Sustainability in your hands: Basel City Lab provides Swiss citizens CO2 tracking app

article by: Devon Wemyss and Manuel Grieder, ZHAW Zurich University of Applied Sciences


The smart phone app “enerjoy” – which has been under development by the Swiss electricity utility IWB in Basel for several years – is the fitness tracker for your CO2 footprint. The SONNET research team in Switzerland joined forces with IWB for the full launch of the app and to run a trial to test its effectiveness via a 500-person study.

It’s hard to change what we can’t immediately see, feel or measure

The enerjoy app supports people to develop new ways of being more environmentally conscious around their food and transportation choices. The app helps you do daily tracking of high-impact food choices, like eating meat and dairy products, as well as mobility choices, such as taking your bike or the car. These are collected to show your overall CO2 footprint. Suggestions for alternative, more CO2-friendly choices, motivating messages, and in-app challenges that can be done with friends, are all part of the app’s approach to helping people measure their impact and see the direct results of behavioural change.

Screenshot from app, accessed via www.enerjoy.ch

What can be done during a pandemic?

The SONNET-enerjoy trial ran from October to December 2020, with 500 people in Switzerland who were either part of a control group (without the app), or had access to enerjoy to track their daily CO2 footprint.

The trial took place while mobility was restricted in Switzerland due to COVID-19 health measures – people were thus moving around the city (and beyond) dramatically less. Luckily, the project was still able to go forward, focusing on supporting more sustainable eating choices.

Three surveys with all 500 trial participants also illustrated how people perceived the change in their behaviour compared to before the COVID-19 measures went into place.

With some analysis and research, SONNET will be able to report on the impact of the enerjoy app (through comparison to those that did not use it), and will hopefully be able to use survey responses to gain insights into behaviours that would normally have taken place, if it hadn’t have been for COVID-19 restrictions.

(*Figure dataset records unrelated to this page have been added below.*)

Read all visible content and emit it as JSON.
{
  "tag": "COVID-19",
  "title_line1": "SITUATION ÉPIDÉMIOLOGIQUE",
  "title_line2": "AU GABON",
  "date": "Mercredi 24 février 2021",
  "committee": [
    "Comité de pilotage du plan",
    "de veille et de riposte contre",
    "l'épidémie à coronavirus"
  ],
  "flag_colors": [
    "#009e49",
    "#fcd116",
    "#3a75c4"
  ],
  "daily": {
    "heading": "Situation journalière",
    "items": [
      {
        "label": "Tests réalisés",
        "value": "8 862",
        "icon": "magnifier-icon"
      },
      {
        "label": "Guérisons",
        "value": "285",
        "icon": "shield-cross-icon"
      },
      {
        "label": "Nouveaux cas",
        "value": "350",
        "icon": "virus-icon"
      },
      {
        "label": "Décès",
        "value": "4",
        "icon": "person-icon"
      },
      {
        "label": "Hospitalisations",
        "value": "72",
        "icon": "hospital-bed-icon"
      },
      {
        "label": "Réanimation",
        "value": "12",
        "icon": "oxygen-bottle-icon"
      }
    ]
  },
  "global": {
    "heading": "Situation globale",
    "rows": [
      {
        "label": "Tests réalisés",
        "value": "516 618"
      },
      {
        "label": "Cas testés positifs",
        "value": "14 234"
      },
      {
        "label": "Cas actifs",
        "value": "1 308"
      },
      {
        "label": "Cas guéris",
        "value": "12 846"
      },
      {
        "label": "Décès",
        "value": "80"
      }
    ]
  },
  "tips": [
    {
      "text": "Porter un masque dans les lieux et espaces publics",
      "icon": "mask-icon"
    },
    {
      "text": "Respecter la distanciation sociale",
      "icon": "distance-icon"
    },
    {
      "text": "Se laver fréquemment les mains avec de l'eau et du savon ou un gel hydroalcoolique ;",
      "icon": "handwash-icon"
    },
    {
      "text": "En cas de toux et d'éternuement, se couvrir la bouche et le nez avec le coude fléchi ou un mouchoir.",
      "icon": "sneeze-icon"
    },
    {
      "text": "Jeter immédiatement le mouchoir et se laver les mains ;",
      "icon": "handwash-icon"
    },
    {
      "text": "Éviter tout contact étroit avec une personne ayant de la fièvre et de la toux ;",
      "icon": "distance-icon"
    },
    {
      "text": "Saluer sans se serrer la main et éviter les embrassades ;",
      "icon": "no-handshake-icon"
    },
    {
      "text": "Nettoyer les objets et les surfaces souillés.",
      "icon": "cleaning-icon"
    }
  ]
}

We look forward to reporting more on these results early in 2021.

“I was amazed how even a short car journey exhausts the daily CO2 allowance. I will therefore use public transport more often for short journeys.”

– enerjoy app user

Despite the challenges of running such a trial during this time of pandemic, feedback from participants was encouraging. Many felt that they truly learnt something new about sustainable behaviours through the app, particularly when direct choices were compared to an alternative, like consuming milk products vs. vegan alternatives, or using a car vs. bus.

The app has a clear target audience: those who care about their environmental impact, but are not sure what they can do to change it. While there are many ways to address this group, the enerjoy app appears to have been a successful tool to use, especially during a time when digital solutions were key to reaching people.